En 1967, au camp d'entraînement de Parris Island en Caroline du Sud, le sadique sergent instructeur Hartman a pour mission de transformer de jeunes Marines en véritables machines à tuer. Et ce jusqu'à leur terrible baptême du feu, la sanglante offensive du Tet a Hue au Vietnam.

Dans les salles obscures, seulement quelques mois après l'oscarisé Platoon, ce cultissime long métrage du réalisateur Stanley Kubrick préférait, à la vision sentimentale et parfois même romantique de son prédécesseur, une mise en exergue du phénomène même de la guerre et de son impitoyable pouvoir d'annihilation sur l'homme. Libre adaptation du roman de l'écrivain Gustav Hasford, ce long métrage du maître Stanley Kubrick se divise ainsi, à la manière du chef-d'oeuvre Orange Mécanique, en deux parties bien distinctes mais d'une intensité toujours égale. Du camp d'entraînement à l'enfer vert de la jungle vietnamienne, Full Metal Jacket bénéficie également à chaque plan de l'interprétation magistrale d'un casting à propos, brillement emmené par les comédiens Matthew Modine, Adam Baldwin, Vincent D'Onofrio et par l'incroyable Lee Ermey qui devait changer à jamais l'image du sergent instructeur dans l'inconscient collectif.
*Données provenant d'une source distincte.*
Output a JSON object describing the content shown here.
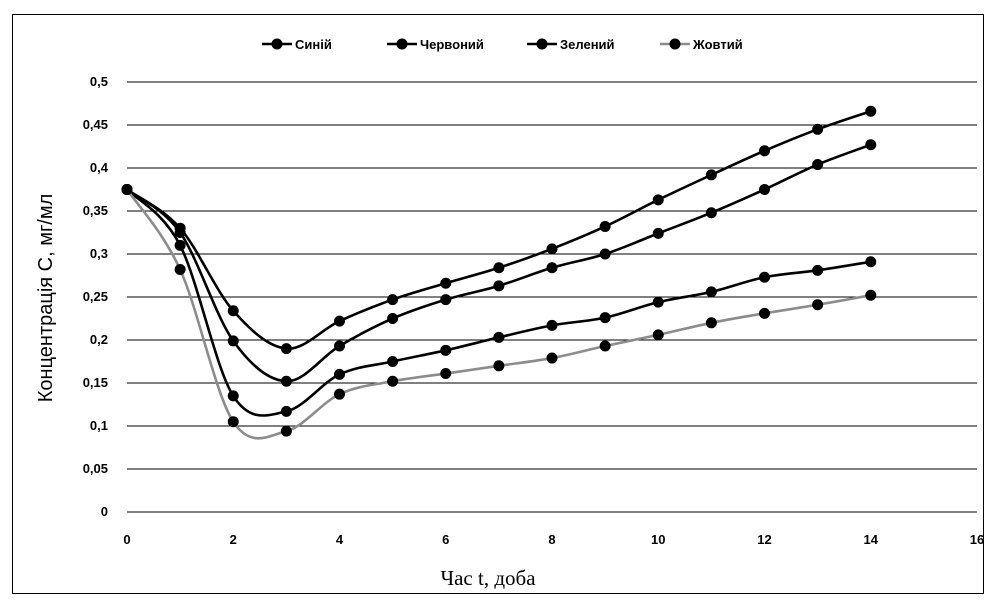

Armé d'une mise en scène incisive et habillé d'un réalisme saisissant, ce brillant manifeste antimilitariste n'a rien perdu de sa force ni de son actualité et continue, plus de vingt ans après sa sortie, à enfoncer le clou d'un discours pacifiste martelé par Kubrick à travers ses films Docteur Folamour ou Les Sentiers de la Gloire. A voir ou à revoir.